Is importing a million tons of green hydrogen a year feasible in the Amsterdam port? That is what five parties are investigating under the name H2Gate. They share the vision that besides local production of hydrogen, import is also necessary to meet future demand in Europe.

The initiative lies with Port of Amsterdam and tank storage company Evos. They want to make the import and storage of one million tons of green hydrogen per year possible. Together with Electriq Global, Hydrogenious and Hysilabs, they are investigating the technical and commercial feasibility of the plan over the next six months. The parties are also working on a blueprint for an import, storage, distribution and trading hub, and outlining a roadmap towards 2030.

Hydrogen carriers

To transport large quantities, hydrogen must be highly compressed and cooled. In the H2Gate project, the five partners are exploring the possibilities of different hydrogen carriers. This may later lead to studies and pilot projects for design and realization.

Electriq Fuel, for example, is working on energy storage in the form of an inert salt. If you mix this salt, together with a catalyst, with water, each salt molecule produces four hydrogen molecules. In short, the salt has a high energy density and can be transported and stored at lower cost and with fewer safety constraints than compressed or liquid hydrogen.

An already somewhat better-known way to achieve the same is to store hydrogen in a liquid, a liquid organic hydrogen carrier (LOHC). The German company Hydrogenious uses the oily dibenzyltoluene for this purpose. The company is now working on a fuel cell that can extract hydrogen directly from this liquid. The advantage of an LOHC is that it fits in with the existing transport streams of fuels.

The French company Hysilabs is also working with an LOHC. In this case HydroSil, a liquid derivative of silicon hydride. The company has signed a contract with Shell Gamechanger to give its technology a boost.


In the middle of last year, the Port of Rotterdam Authority already released a report on hydrogen imports. It stated that by 2050 dependence on energy imports in Northwest Europe could rise to 60%. For the Netherlands, this could even be 75%. The Port of Rotterdam wants to become the hydrogen hub of Northwest Europe. To achieve this position, according to the report, it is important to invest early in the use and production of hydrogen, and especially in import and trade.

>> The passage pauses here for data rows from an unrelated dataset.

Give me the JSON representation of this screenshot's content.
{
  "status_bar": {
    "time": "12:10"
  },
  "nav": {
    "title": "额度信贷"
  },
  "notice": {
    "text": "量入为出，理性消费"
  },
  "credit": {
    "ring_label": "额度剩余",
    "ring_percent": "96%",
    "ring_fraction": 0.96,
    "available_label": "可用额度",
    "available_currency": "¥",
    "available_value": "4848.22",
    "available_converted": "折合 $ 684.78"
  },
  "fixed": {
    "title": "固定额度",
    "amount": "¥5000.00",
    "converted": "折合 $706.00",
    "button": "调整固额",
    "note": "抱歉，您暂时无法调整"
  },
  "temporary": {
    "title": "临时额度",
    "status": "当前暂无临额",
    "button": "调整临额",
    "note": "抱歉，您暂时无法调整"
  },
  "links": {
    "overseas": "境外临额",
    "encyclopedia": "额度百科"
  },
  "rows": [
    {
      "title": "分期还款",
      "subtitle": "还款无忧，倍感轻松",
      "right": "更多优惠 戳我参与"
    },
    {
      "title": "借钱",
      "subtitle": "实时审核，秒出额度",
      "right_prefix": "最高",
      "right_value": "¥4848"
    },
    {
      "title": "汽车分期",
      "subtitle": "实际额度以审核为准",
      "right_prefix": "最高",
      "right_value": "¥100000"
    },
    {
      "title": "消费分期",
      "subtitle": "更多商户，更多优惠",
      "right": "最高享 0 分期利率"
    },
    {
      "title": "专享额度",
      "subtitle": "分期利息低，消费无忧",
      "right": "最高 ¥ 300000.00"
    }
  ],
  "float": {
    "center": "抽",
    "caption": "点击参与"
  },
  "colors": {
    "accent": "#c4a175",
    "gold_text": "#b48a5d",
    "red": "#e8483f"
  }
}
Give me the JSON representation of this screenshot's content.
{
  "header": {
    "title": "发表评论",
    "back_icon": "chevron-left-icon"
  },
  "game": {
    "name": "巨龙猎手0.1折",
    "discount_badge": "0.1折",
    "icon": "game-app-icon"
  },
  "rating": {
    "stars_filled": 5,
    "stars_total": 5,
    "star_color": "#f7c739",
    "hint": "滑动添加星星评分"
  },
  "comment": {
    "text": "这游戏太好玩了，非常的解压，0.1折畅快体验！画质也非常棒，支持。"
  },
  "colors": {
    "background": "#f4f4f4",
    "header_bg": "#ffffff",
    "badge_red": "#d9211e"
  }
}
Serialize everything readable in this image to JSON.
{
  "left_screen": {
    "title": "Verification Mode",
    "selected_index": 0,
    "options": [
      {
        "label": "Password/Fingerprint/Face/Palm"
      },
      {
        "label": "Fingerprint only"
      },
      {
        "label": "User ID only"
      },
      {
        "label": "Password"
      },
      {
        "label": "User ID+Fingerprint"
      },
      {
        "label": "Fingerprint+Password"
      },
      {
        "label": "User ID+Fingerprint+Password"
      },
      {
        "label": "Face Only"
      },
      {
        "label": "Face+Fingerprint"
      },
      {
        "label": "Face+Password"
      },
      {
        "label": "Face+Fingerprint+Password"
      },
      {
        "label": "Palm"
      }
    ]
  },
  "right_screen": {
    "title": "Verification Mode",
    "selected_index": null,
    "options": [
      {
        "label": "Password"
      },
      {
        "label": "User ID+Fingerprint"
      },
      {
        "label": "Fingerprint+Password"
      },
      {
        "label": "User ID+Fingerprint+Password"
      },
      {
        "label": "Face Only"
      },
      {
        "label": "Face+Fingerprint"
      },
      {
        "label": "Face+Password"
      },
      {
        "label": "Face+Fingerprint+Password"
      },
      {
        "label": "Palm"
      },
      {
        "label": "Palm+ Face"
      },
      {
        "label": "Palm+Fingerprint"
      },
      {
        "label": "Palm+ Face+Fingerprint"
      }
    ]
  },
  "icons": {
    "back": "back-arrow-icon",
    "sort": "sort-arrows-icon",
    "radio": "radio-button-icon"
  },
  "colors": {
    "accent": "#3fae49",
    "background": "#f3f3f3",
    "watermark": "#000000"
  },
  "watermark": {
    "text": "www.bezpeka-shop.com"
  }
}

And various parties are working hard on this. For example, the Rotterdam Port Authority is investigating the feasibility of importing green hydrogen from Iceland. In Germany there is a feasibility study underway under the name HySupply into importing green hydrogen from Australia. And last year Belgium made an analysis of the import and transport chain of hydrogen from countries such as Chile, Oman, Australia and Morocco.